When you’re dealing with lots of changes in your life and body, it’s hard to really know who you are.
I get it. When I was a teen, I struggled with a lot of sudden changes. The girls who I thought were my best friends as a kid no longer talked to me and I didn’t understand why. Suddenly they were shopping at the mall and flirting with guys while I was staying in to study.
On top of that, my body was quickly changing and all of the advice from teen magazines just made me even more confused.
It’s now been 20 years since my first year as a teen. My confidence is still a work in progress, but I’ve learned some things over the years that I’d love to share with my teen self.
1. Own What You Do
Be proud of who you are and what you do. This is what it means to be truly confident.
As a teen, I studied hard, made good grades, and practiced my viola for hours each day. Sounds great, right? Unfortunately, all of those parent-pleasing activities just added to my teenage anxiety. I liked school and loved orchestra, but, like many teen girls, I was bullied for my nerdy interests.

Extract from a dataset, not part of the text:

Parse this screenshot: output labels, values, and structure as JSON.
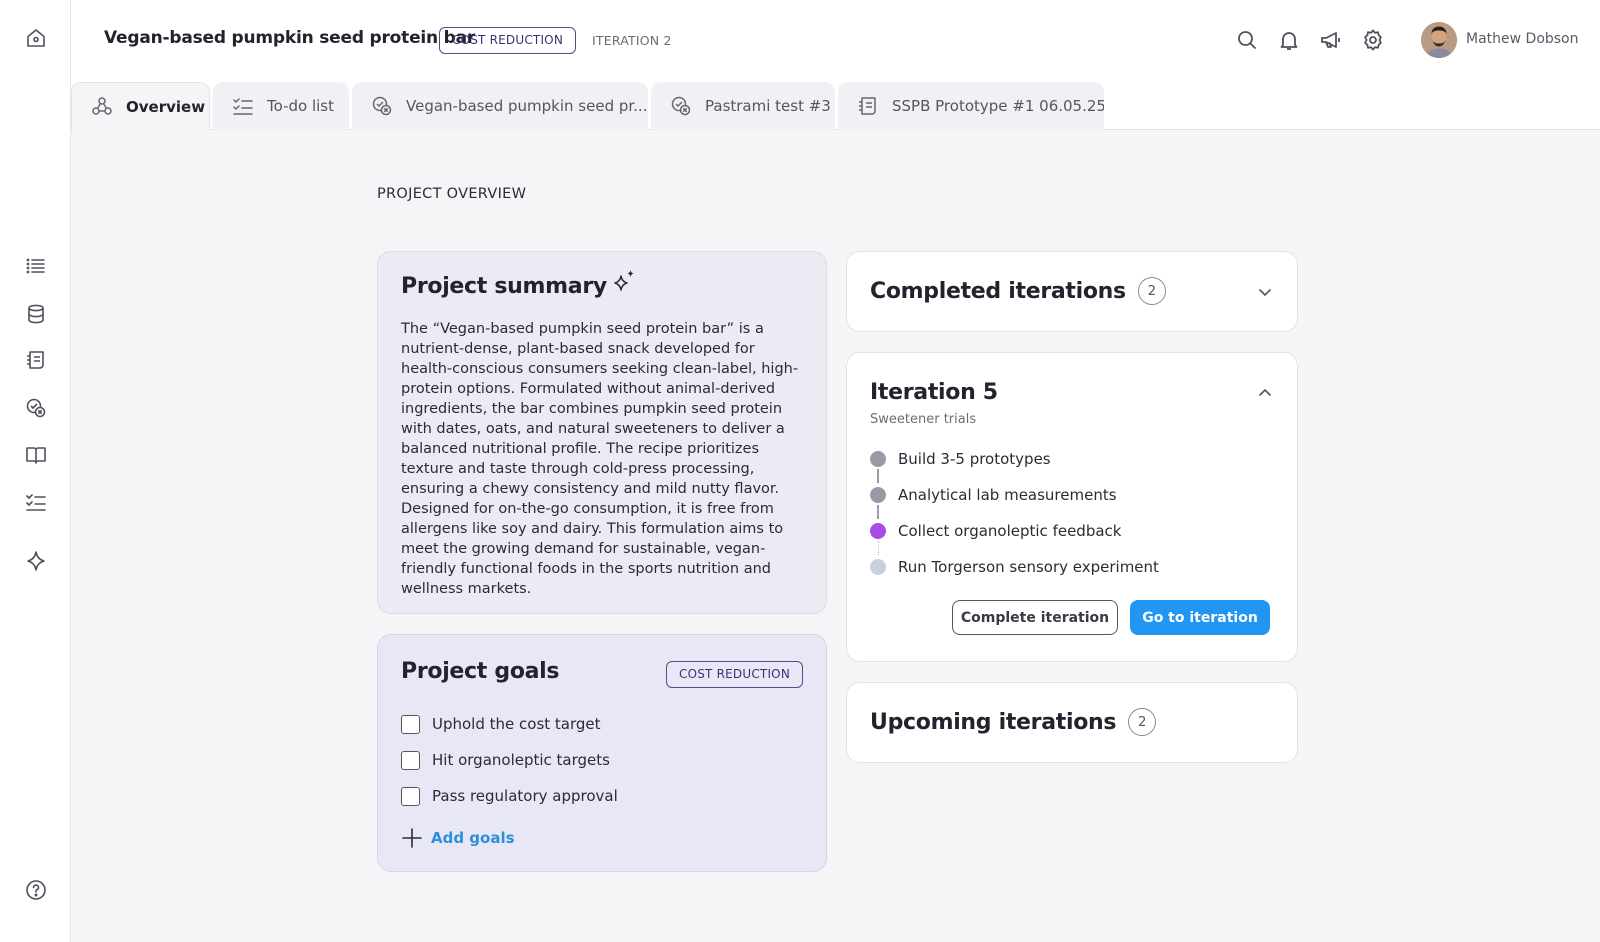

Find what you love and what excites you. Maybe it’s math or softball or show choir. Embrace your passions and don’t let anyone else steal your excitement. Having true passion is the best confidence-builder out there, so stay strong and own it!
2. Forget About the Makeup
When I was a teen, I was so bad at putting on makeup. I was the last of my friends to care about it and, not surprisingly, the worst at figuring out how to wear it. But all the other girls were wearing it and magazines said I was supposed to be wearing it, so I kept on trying.

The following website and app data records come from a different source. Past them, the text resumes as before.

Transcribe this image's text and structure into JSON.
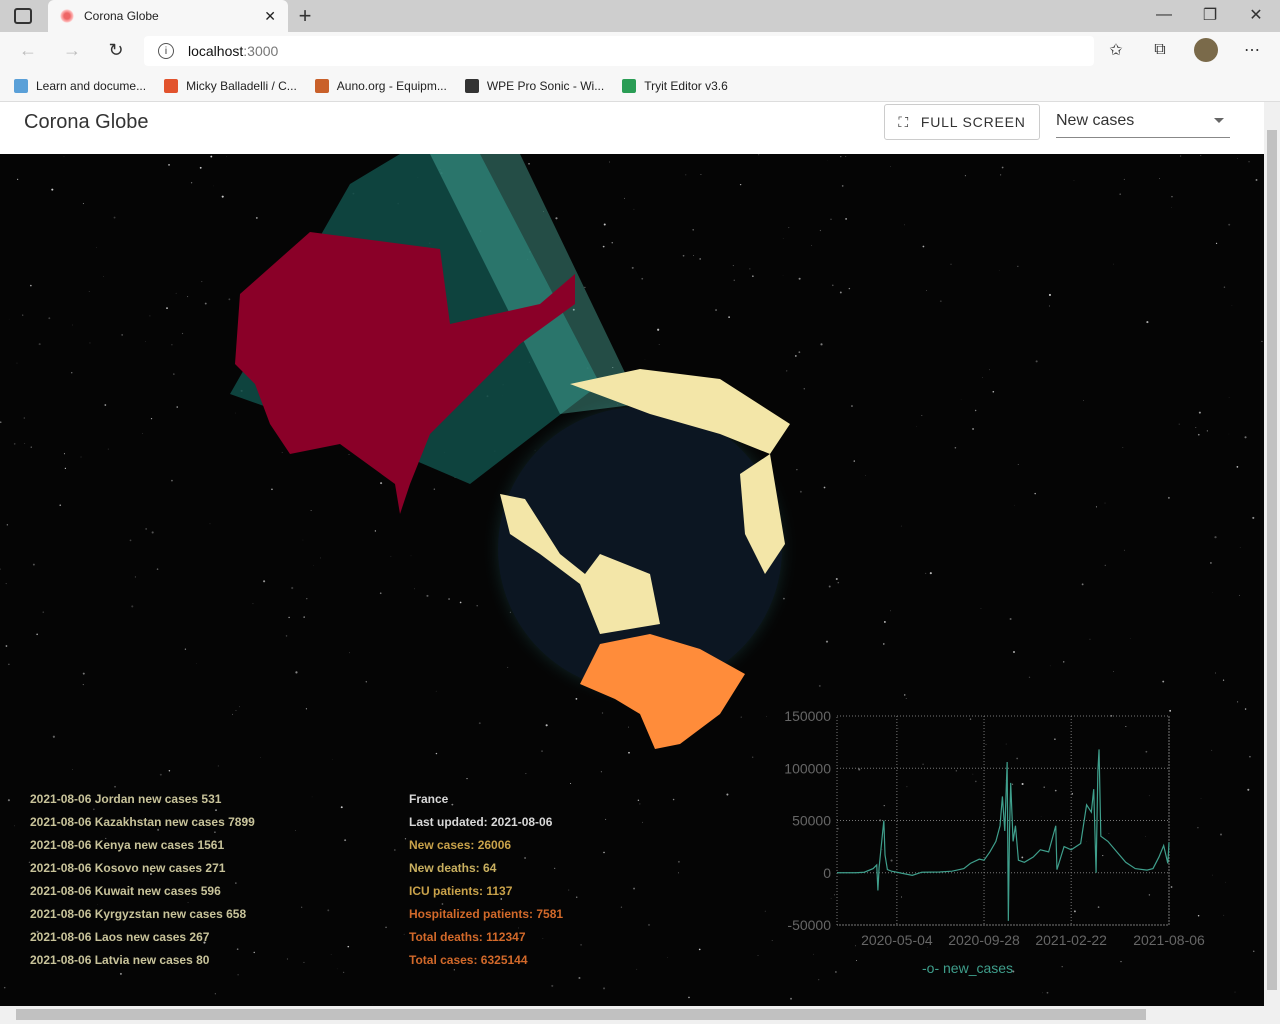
{
  "browser": {
    "tab_title": "Corona Globe",
    "url_host": "localhost",
    "url_port": ":3000",
    "bookmarks": [
      {
        "label": "Learn and docume...",
        "color": "#5aa0d8"
      },
      {
        "label": "Micky Balladelli / C...",
        "color": "#e2532d"
      },
      {
        "label": "Auno.org - Equipm...",
        "color": "#c9602a"
      },
      {
        "label": "WPE Pro Sonic - Wi...",
        "color": "#333333"
      },
      {
        "label": "Tryit Editor v3.6",
        "color": "#2a9d55"
      }
    ]
  },
  "app": {
    "title": "Corona Globe",
    "fullscreen_label": "FULL SCREEN",
    "metric_select": "New cases"
  },
  "feed": [
    "2021-08-06 Jordan new cases 531",
    "2021-08-06 Kazakhstan new cases 7899",
    "2021-08-06 Kenya new cases 1561",
    "2021-08-06 Kosovo new cases 271",
    "2021-08-06 Kuwait new cases 596",
    "2021-08-06 Kyrgyzstan new cases 658",
    "2021-08-06 Laos new cases 267",
    "2021-08-06 Latvia new cases 80"
  ],
  "country": {
    "name": "France",
    "last_updated": "Last updated: 2021-08-06",
    "new_cases": "New cases: 26006",
    "new_deaths": "New deaths: 64",
    "icu": "ICU patients: 1137",
    "hospitalized": "Hospitalized patients: 7581",
    "total_deaths": "Total deaths: 112347",
    "total_cases": "Total cases: 6325144"
  },
  "colors": {
    "highlight_country": "#8a0028",
    "brazil": "#ff8c3a",
    "series": "#3f9f8c",
    "info_white": "#d8d8d8",
    "info_gold": "#c9a24a",
    "info_orange": "#d2692a"
  },
  "chart_data": {
    "type": "line",
    "xlim": [
      "2020-01-24",
      "2021-08-06"
    ],
    "ylim": [
      -50000,
      150000
    ],
    "yticks": [
      "150000",
      "100000",
      "50000",
      "0",
      "-50000"
    ],
    "xticks": [
      "2020-05-04",
      "2020-09-28",
      "2021-02-22",
      "2021-08-06"
    ],
    "grid": true,
    "legend": "bottom",
    "series": [
      {
        "name": "new_cases",
        "points": [
          [
            "2020-01-24",
            0
          ],
          [
            "2020-02-25",
            0
          ],
          [
            "2020-03-10",
            500
          ],
          [
            "2020-03-25",
            4000
          ],
          [
            "2020-03-31",
            7500
          ],
          [
            "2020-04-02",
            -17000
          ],
          [
            "2020-04-04",
            5000
          ],
          [
            "2020-04-12",
            50000
          ],
          [
            "2020-04-14",
            17000
          ],
          [
            "2020-04-18",
            3000
          ],
          [
            "2020-04-25",
            1500
          ],
          [
            "2020-05-04",
            500
          ],
          [
            "2020-05-30",
            -2500
          ],
          [
            "2020-06-15",
            500
          ],
          [
            "2020-07-15",
            700
          ],
          [
            "2020-08-05",
            1500
          ],
          [
            "2020-08-25",
            4000
          ],
          [
            "2020-09-05",
            9000
          ],
          [
            "2020-09-20",
            13000
          ],
          [
            "2020-09-28",
            12000
          ],
          [
            "2020-10-08",
            20000
          ],
          [
            "2020-10-18",
            30000
          ],
          [
            "2020-10-25",
            45000
          ],
          [
            "2020-10-29",
            73000
          ],
          [
            "2020-11-02",
            40000
          ],
          [
            "2020-11-06",
            106000
          ],
          [
            "2020-11-08",
            -46000
          ],
          [
            "2020-11-10",
            40000
          ],
          [
            "2020-11-12",
            86000
          ],
          [
            "2020-11-16",
            30000
          ],
          [
            "2020-11-20",
            45000
          ],
          [
            "2020-11-25",
            12000
          ],
          [
            "2020-12-05",
            10000
          ],
          [
            "2020-12-20",
            15000
          ],
          [
            "2021-01-01",
            22000
          ],
          [
            "2021-01-15",
            20000
          ],
          [
            "2021-01-27",
            45000
          ],
          [
            "2021-01-29",
            3000
          ],
          [
            "2021-02-10",
            25000
          ],
          [
            "2021-02-22",
            22000
          ],
          [
            "2021-03-10",
            28000
          ],
          [
            "2021-03-20",
            65000
          ],
          [
            "2021-03-28",
            58000
          ],
          [
            "2021-04-01",
            80000
          ],
          [
            "2021-04-05",
            0
          ],
          [
            "2021-04-08",
            97000
          ],
          [
            "2021-04-10",
            118000
          ],
          [
            "2021-04-13",
            35000
          ],
          [
            "2021-04-25",
            30000
          ],
          [
            "2021-05-10",
            20000
          ],
          [
            "2021-05-25",
            10000
          ],
          [
            "2021-06-10",
            4000
          ],
          [
            "2021-06-30",
            2500
          ],
          [
            "2021-07-10",
            4000
          ],
          [
            "2021-07-20",
            15000
          ],
          [
            "2021-07-28",
            26000
          ],
          [
            "2021-08-04",
            9000
          ],
          [
            "2021-08-06",
            29000
          ]
        ]
      }
    ]
  }
}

Now, I don’t want to leave you hanging for a happy ending. Maybe you think I persevered and blossomed into a talented, fashionable makeup artist. But that’s not my reality. So if I could talk to “Teen Megan” today, I’d tell her it doesn’t get any easier. Not for her anyway. And that’s ok.

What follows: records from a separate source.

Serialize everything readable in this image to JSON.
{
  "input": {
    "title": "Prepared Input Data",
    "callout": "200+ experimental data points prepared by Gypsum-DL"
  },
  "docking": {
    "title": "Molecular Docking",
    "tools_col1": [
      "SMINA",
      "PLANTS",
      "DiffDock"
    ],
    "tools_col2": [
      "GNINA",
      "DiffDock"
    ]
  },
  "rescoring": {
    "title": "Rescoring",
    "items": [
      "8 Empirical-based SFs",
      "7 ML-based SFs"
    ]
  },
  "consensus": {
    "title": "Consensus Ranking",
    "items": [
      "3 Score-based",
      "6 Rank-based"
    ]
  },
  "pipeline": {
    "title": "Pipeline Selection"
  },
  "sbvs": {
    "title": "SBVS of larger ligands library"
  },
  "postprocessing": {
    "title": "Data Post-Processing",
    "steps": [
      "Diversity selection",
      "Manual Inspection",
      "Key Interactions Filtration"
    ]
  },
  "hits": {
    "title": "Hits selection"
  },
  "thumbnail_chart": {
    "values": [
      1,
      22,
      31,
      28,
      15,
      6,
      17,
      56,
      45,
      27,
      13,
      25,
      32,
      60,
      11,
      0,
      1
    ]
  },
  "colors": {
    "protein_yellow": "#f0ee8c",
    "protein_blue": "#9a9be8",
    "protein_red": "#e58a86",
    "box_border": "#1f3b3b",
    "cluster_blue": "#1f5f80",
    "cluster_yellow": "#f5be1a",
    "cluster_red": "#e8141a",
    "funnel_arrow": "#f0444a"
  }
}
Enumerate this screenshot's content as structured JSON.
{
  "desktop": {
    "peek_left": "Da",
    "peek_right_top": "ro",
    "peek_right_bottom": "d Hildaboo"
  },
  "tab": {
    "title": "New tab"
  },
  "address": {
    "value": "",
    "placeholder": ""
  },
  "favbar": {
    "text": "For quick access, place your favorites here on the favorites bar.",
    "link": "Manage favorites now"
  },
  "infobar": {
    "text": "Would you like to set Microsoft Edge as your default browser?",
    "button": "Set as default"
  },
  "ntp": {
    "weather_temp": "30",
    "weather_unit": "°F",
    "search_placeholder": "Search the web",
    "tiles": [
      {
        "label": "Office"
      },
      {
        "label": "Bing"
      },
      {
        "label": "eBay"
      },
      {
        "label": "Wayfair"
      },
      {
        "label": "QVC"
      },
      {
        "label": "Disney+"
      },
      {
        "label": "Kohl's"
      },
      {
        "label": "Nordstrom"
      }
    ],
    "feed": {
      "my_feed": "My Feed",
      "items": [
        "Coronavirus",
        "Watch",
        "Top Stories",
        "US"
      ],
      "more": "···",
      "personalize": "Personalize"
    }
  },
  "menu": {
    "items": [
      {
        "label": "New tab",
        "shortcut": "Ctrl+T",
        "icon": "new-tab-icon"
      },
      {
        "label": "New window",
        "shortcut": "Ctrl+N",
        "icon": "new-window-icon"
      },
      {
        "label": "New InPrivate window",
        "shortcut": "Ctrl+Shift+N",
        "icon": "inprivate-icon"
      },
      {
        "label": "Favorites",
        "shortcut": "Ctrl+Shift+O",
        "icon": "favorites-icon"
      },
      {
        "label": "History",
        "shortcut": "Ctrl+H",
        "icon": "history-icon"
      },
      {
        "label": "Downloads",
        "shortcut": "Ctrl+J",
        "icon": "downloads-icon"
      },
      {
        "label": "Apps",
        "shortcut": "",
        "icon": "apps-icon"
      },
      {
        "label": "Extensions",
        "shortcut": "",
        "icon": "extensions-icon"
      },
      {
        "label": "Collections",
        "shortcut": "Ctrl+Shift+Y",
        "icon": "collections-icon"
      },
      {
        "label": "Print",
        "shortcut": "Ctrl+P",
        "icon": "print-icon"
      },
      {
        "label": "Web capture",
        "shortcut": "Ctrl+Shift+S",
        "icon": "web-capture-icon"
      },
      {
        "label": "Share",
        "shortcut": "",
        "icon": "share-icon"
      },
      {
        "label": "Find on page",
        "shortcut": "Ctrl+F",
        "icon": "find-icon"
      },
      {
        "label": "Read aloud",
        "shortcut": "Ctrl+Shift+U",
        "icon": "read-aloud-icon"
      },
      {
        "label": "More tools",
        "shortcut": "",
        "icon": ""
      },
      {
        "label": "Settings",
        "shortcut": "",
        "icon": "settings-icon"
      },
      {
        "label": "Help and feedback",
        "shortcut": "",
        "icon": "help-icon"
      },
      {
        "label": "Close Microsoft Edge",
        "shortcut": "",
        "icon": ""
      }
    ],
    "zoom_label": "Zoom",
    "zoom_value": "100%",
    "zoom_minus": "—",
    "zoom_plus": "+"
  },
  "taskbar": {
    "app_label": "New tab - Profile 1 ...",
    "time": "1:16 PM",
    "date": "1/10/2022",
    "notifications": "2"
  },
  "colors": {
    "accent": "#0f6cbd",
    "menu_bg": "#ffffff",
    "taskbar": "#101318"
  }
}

At 33, I still don’t get it. And instead of wasting a single hour watching YouTube tutorials, I’m finally comfortable not wearing makeup and, more importantly, not feeling guilty about it.
We all have something like that. The things we try so hard to care about as teens because we’re told that we’re supposed to. Whatever yours is, just let it go. Knowing what does and doesn’t matter to you takes real confidence.
3. Your Changing Body Doesn’t Define You
I was 12 years old when I had my first period. But with a frail, petite frame and no other physical signs of puberty, I felt and looked like a child. That same year, I was the only girl at a sleepover not wearing a bra and, therefore, couldn’t participate in the “bra-strap popping game.” I went home the next day and begged my mom to buy me a bra, any bra, just to fit in.
I could not have guessed how rapidly my body would develop by age 15.
At both ends of the spectrum, I let my body define who I was. When I was skinny and flat-chested, I believed that no one would ever be attracted to me. Once I had been “blessed” with large breasts, I thought that was all I had to offer as a woman. Boys in high school commented on my breasts right to my face, and I didn’t see any reason to stop them.
Since then, I’ve loved, hated, and been content with my body. But my perception of my body no longer determines the way I feel about myself.
Nourish your body, treat it with care, and you’ll learn to love the results. Your body will continue to change over time, but you are so much more than the way you look.
My teen years weren’t documented on Facebook (phew!), but I still remember those awkward years when I learned who I was and what I stood for.
I know how overwhelming everything feels, but give yourself some credit. Becoming a confident woman takes time, so go easy on yourself along the way.
Don’t waste these fun years comparing yourself to others. Instead, find passions and friends that bring you joy. Over time, you’ll discover all the great things that you alone can offer to the world.